| Nouvelle
bataille sur les 35H à l Assemblée
L'examen
de la proposition de loi UMP sur la réforme des 35
heures qui s'est ouvert mardi, donnant lieu à un dialogue
de sourds entre la droite, qui prône la "liberté"
des salariés, et la gauche, qui parle de "mensonge"
et de "marché de dupes", doit se poursuivre
jeudi.
Les
débats, qui ont commencé mardi en milieu d'après-midi
dans une ambiance relativement dépassionnée,
devraient se poursuivre jusqu'à jeudi soir, le texte
étant soumis au vote solennel de l'Assemblée
mardi prochain.
Evoquant
les "menaces" des lois Aubry sur la croissance et
leur bilan social mitigé, Pierre Morange, un des quatre
députés UMP signataires de la proposition de
loi, a réaffirmé que ce texte avait pour but
de permettre aux salariés de "travailler plus
pour gagner plus", ajoutant: c'est "une des libertés
fondamentales" auxquelles ils sont "attachés".
Les
trois articles de fond du texte proposent un assouplissement
considérable du recours au compte épargne-temps,
la création d'un régime d'"heures choisies"

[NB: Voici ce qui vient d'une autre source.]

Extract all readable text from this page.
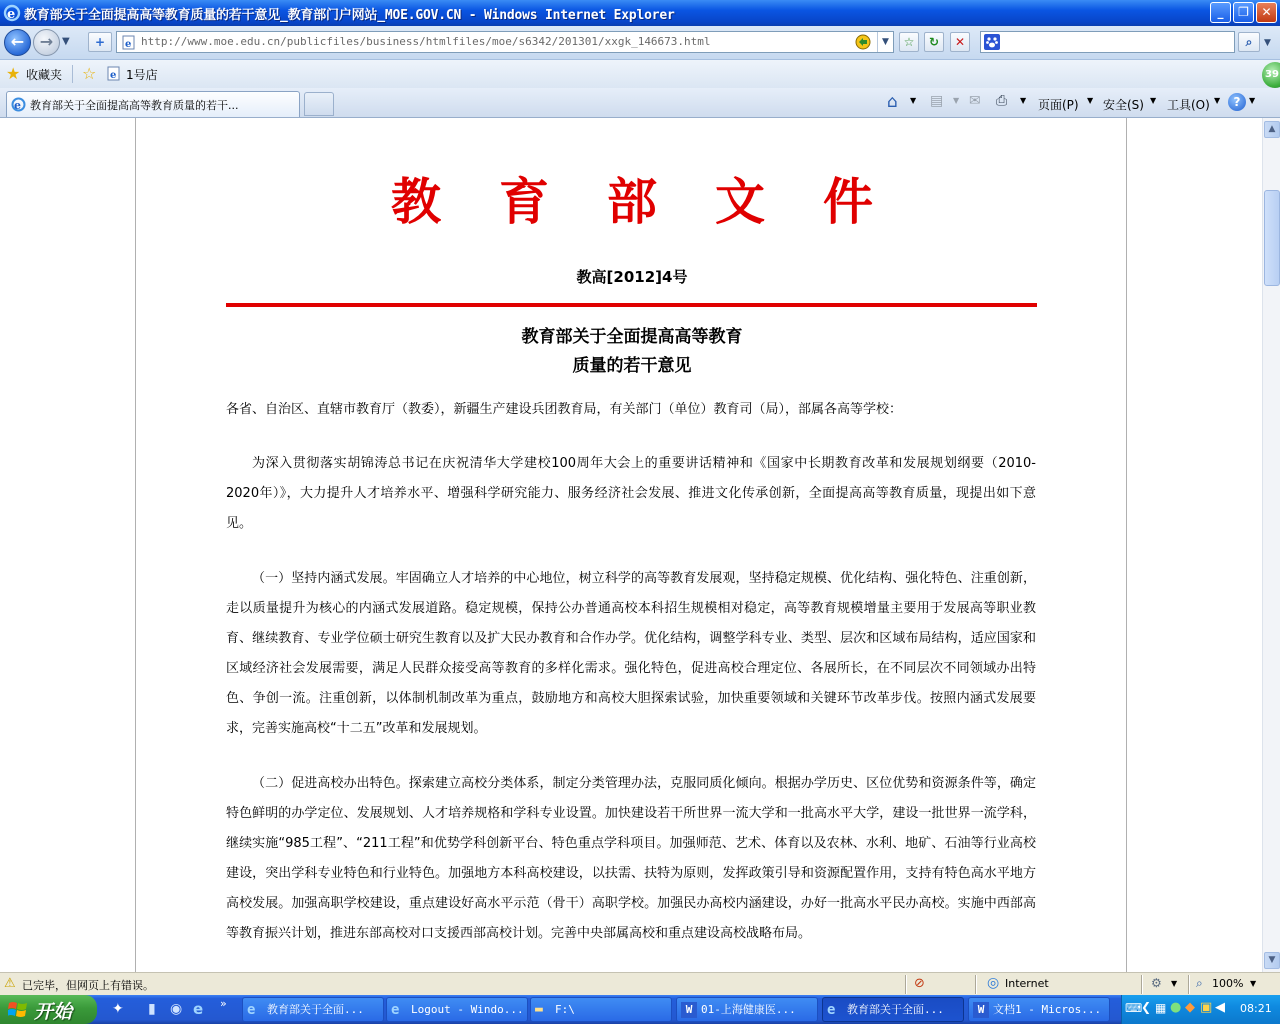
e 教育部关于全面提高高等教育质量的若干意见_教育部门户网站_MOE.GOV.CN - Windows Internet Explorer	_	❐	✕
← → ▼	+	e http://www.moe.edu.cn/publicfiles/business/htmlfiles/moe/s6342/201301/xxgk_146673.html	▼	☆	↻	✕	⌕	▼
★ 收藏夹 ☆ e 1号店	39
e 教育部关于全面提高高等教育质量的若干...	⌂ ▼ ▤ ▼ ✉ ⎙ ▼ 页面(P) ▼ 安全(S) ▼ 工具(O) ▼	?	▼
教育部文件
教高[2012]4号
教育部关于全面提高高等教育
质量的若干意见
各省、自治区、直辖市教育厅（教委），新疆生产建设兵团教育局，有关部门（单位）教育司（局），部属各高等学校：
为深入贯彻落实胡锦涛总书记在庆祝清华大学建校100周年大会上的重要讲话精神和《国家中长期教育改革和发展规划纲要（2010-2020年）》，大力提升人才培养水平、增强科学研究能力、服务经济社会发展、推进文化传承创新，全面提高高等教育质量，现提出如下意见。
（一）坚持内涵式发展。牢固确立人才培养的中心地位，树立科学的高等教育发展观，坚持稳定规模、优化结构、强化特色、注重创新，走以质量提升为核心的内涵式发展道路。稳定规模，保持公办普通高校本科招生规模相对稳定，高等教育规模增量主要用于发展高等职业教育、继续教育、专业学位硕士研究生教育以及扩大民办教育和合作办学。优化结构，调整学科专业、类型、层次和区域布局结构，适应国家和区域经济社会发展需要，满足人民群众接受高等教育的多样化需求。强化特色，促进高校合理定位、各展所长，在不同层次不同领域办出特色、争创一流。注重创新，以体制机制改革为重点，鼓励地方和高校大胆探索试验，加快重要领域和关键环节改革步伐。按照内涵式发展要求，完善实施高校“十二五”改革和发展规划。
（二）促进高校办出特色。探索建立高校分类体系，制定分类管理办法，克服同质化倾向。根据办学历史、区位优势和资源条件等，确定特色鲜明的办学定位、发展规划、人才培养规格和学科专业设置。加快建设若干所世界一流大学和一批高水平大学，建设一批世界一流学科，继续实施“985工程”、“211工程”和优势学科创新平台、特色重点学科项目。加强师范、艺术、体育以及农林、水利、地矿、石油等行业高校建设，突出学科专业特色和行业特色。加强地方本科高校建设，以扶需、扶特为原则，发挥政策引导和资源配置作用，支持有特色高水平地方高校发展。加强高职学校建设，重点建设好高水平示范（骨干）高职学校。加强民办高校内涵建设，办好一批高水平民办高校。实施中西部高等教育振兴计划，推进东部高校对口支援西部高校计划。完善中央部属高校和重点建设高校战略布局。
▲
▼
⚠ 已完毕，但网页上有错误。	⊘	◎ Internet	⚙ ▼ ⌕ 100% ▼
开始	✦ ▮ ◉ e » e	教育部关于全面...	e	Logout - Windo... ▬	F:\	W 01-上海健康医...	e	教育部关于全面...	W 文档1 - Micros...	⌨
❮ ▦ ● ◆ ▣ ◀ 08:21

permettant de travailler au-delà du contingent annuel
d'heures supplémentaires (220 heures depuis décembre),
et la prorogation du régime spécifique applicable
aux entreprises de 20 salariés au plus.
Egalement
rapporteur du texte, M. Morange a affirmé que ce dispositif
constituait "un élément de souplesse supplémentaire
et non une remise en cause des 35 heures".
Autre
co-signataire de la proposition de loi, le président
de la commission des Affaires sociales, Jean-Michel Dubernard,
a déclaré qu'il s'agissait de "relayer
l'attente de nombreux salariés qui souhaitent avoir
plus de liberté: la liberté de rester aux 35
heures, celle d'avoir moins de temps libre mais plus d'argent,
celle d'alterner les périodes d'activité plus
ou moins intenses en fonction de leur projet de vie".
Affirmant
que la proposition obéissait à "une démarche
pragmatique et réaliste" dont "l'accord collectif
est la clé de voûte", Gérard Larcher
(Travail) a rappelé au nom du gouvernement que "les
lignes directrices des assouplissements" contenus dans
le texte avaient été fixées en décembre
par le Premier ministre Jean-Pierre Raffarin dans son "contrat
France 2005".
Le
premier secrétaire du PS, François Hollande,
s'en est précisément pris au choix du gouvernement
de s'en remettre à une proposition de loi (texte d'origine
parlementaire) pour effectuer cette réforme, dénonçant
dans les couloirs de l'Assemblée "une lâcheté"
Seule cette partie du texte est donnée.